"Lo tau gue punya cerita lucu dan maluin gitu waktu praktek di rumah sakit, ada cowok waktu itu ke rumah sakit sementara kamu disuruh nyari pasien, waktu dia nyapa aku ... Aku minta dia buka kemejanya. Dia mandangi aku dong... tapi akunya nggak nyadar, aku maksa dia buka baju terus dia nanya kok dia harus buka baju? Gue bilang jadi kamu itu sakit apa? Rupanya bukan dia yang sakit tapi dia nolongin orang kecelakaan, pasiennya bahkan udah dikerubungi senior di brankar IGD. Hahahaha ..." Suheni terpingkal-pingkal. Lalu melanjutkan kisah lucunya lagi, "Lebih lucunya waktu praktek anatomi. Lo tau Dokter Gufron nyuruh kita bawain katak dan membedah tuh katak. Harusnya kan kataknya disuntik bius dulu, tapi namanya mahasiswa junior ... Hahahaha," Suheni tertawa ngakak. Arjun juga tertawa sambil melangkah menuju pintu kaca balkon kamarnya.

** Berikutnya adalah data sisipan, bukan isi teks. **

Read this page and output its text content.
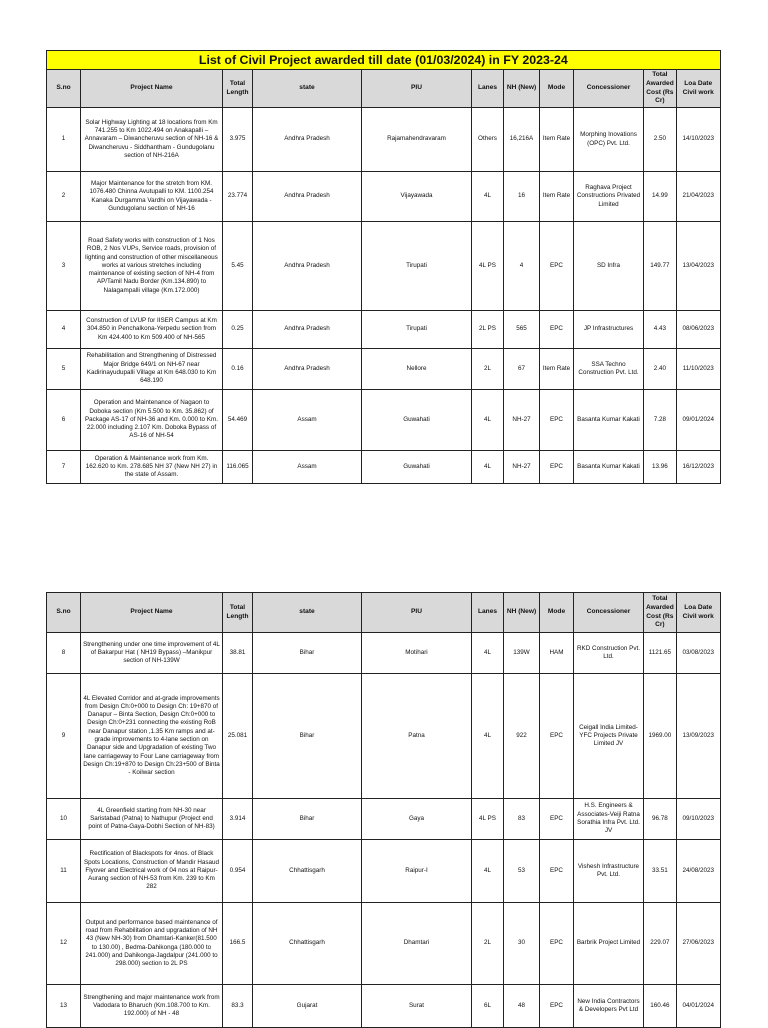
List of Civil Project awarded till date (01/03/2024) in FY 2023-24										
S.no	Project Name	Total Length	state	PIU	Lanes	NH (New)	Mode	Concessioner	Total Awarded Cost (Rs Cr)	Loa Date Civil work
1	Solar Highway Lighting at 18 locations from Km 741.255 to Km 1022.494 on Anakapalli – Annavaram – Diwancheruvu section of NH-16 & Diwancheruvu - Siddhantham - Gundugolanu section of NH-216A	3.975	Andhra Pradesh	Rajamahendravaram	Others	16,216A	Item Rate	Morphing Inovations (OPC) Pvt. Ltd.	2.50	14/10/2023
2	Major Maintenance for the stretch from KM. 1076.480 Chinna Avutupalli to KM. 1100.254 Kanaka Durgamma Vardhi on Vijayawada - Gundugolanu section of NH-16	23.774	Andhra Pradesh	Vijayawada	4L	16	Item Rate	Raghava Project Constructions Privated Limited	14.99	21/04/2023
3	Road Safety works with construction of 1 Nos ROB, 2 Nos VUPs, Service roads, provision of lighting and construction of other miscellaneous works at various stretches including maintenance of existing section of NH-4 from AP/Tamil Nadu Border (Km.134.890) to Nalagampalli village (Km.172.000)	5.45	Andhra Pradesh	Tirupati	4L PS	4	EPC	SD Infra	149.77	13/04/2023
4	Construction of LVUP for IISER Campus at Km 304.850 in Penchalkona-Yerpedu section from Km 424.400 to Km 509.400 of NH-565	0.25	Andhra Pradesh	Tirupati	2L PS	565	EPC	JP Infrastructures	4.43	08/06/2023
5	Rehabilitation and Strengthening of Distressed Major Bridge 649/1 on NH-67 near Kadirinayudupalli Village at Km 648.030 to Km 648.190	0.16	Andhra Pradesh	Nellore	2L	67	Item Rate	SSA Techno Construction Pvt. Ltd.	2.40	11/10/2023
6	Operation and Maintenance of Nagaon to Doboka section (Km 5.500 to Km. 35.862) of Package AS-17 of NH-36 and Km. 0.000 to Km. 22.000 including 2.107 Km. Doboka Bypass of AS-16 of NH-54	54.469	Assam	Guwahati	4L	NH-27	EPC	Basanta Kumar Kakati	7.28	09/01/2024
7	Operation & Maintenance work from Km. 162.620 to Km. 278.685 NH 37 (New NH 27) in the state of Assam.	116.065	Assam	Guwahati	4L	NH-27	EPC	Basanta Kumar Kakati	13.96	16/12/2023
S.no	Project Name	Total Length	state	PIU	Lanes	NH (New)	Mode	Concessioner	Total Awarded Cost (Rs Cr)	Loa Date Civil work
8	Strengthening under one time improvement of 4L of Bakarpur Hat ( NH19 Bypass) –Manikpur section of NH-139W	38.81	Bihar	Motihari	4L	139W	HAM	RKD Construction Pvt. Ltd.	1121.65	03/08/2023
9	4L Elevated Corridor and at-grade improvements from Design Ch:0+000 to Design Ch: 19+870 of Danapur – Binta Section, Design Ch:0+000 to Design Ch:0+231 connecting the existing RoB near Danapur station ,1.35 Km ramps and at-grade improvements to 4-lane section on Danapur side and Upgradation of existing Two lane carriageway to Four Lane carriageway from Design Ch:19+870 to Design Ch:23+500 of Binta - Koilwar section	25.081	Bihar	Patna	4L	922	EPC	Ceigall India Limited-YFC Projects Private Limited JV	1969.00	13/09/2023
10	4L Greenfield starting from NH-30 near Saristabad (Patna) to Nathupur (Project end point of Patna-Gaya-Dobhi Section of NH-83)	3.914	Bihar	Gaya	4L PS	83	EPC	H.S. Engineers & Associates-Veiji Ratna Sorathia Infra Pvt. Ltd. JV	96.78	09/10/2023
11	Rectification of Blackspots for 4nos. of Black Spots Locations, Construction of Mandir Hasaud Flyover and Electrical work of 04 nos at Raipur-Aurang section of NH-53 from Km. 239 to Km 282	0.954	Chhattisgarh	Raipur-I	4L	53	EPC	Vishesh Infrastructure Pvt. Ltd.	33.51	24/08/2023
12	Output and performance based maintenance of road from Rehabilitation and upgradation of NH 43 (New NH-30) from Dhamtari-Kanker(81.500 to 130.00) , Bedma-Dahikonga (180.000 to 241.000) and Dahikonga-Jagdalpur (241.000 to 298.000) section to 2L PS	166.5	Chhattisgarh	Dhamtari	2L	30	EPC	Barbrik Project Limited	229.07	27/06/2023
13	Strengthening and major maintenance work from Vadodara to Bharuch (Km.108.700 to Km. 192.000) of NH - 48	83.3	Gujarat	Surat	6L	48	EPC	New India Contractors & Developers Pvt Ltd	160.46	04/01/2024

Berdiri di depan pintu balkon, Arjun menatap rumah Saka dari balik pintu balkon rumahnya. Rumah itu masih gelap dan sepi. Melirik ke jam dinding di kamarnya, dia menyadari jarum jam telah menunjukkan angka sembilan malam. Namun Saka jelas belum pulang. Kemana sih Saka?
"Jadi kamu nggak takut katak juga?" Arjun menyeletuk. Jadi kini Saka bukan satu-satunya gadis yang dia kenal yang tidak takut dan jijik pada katak.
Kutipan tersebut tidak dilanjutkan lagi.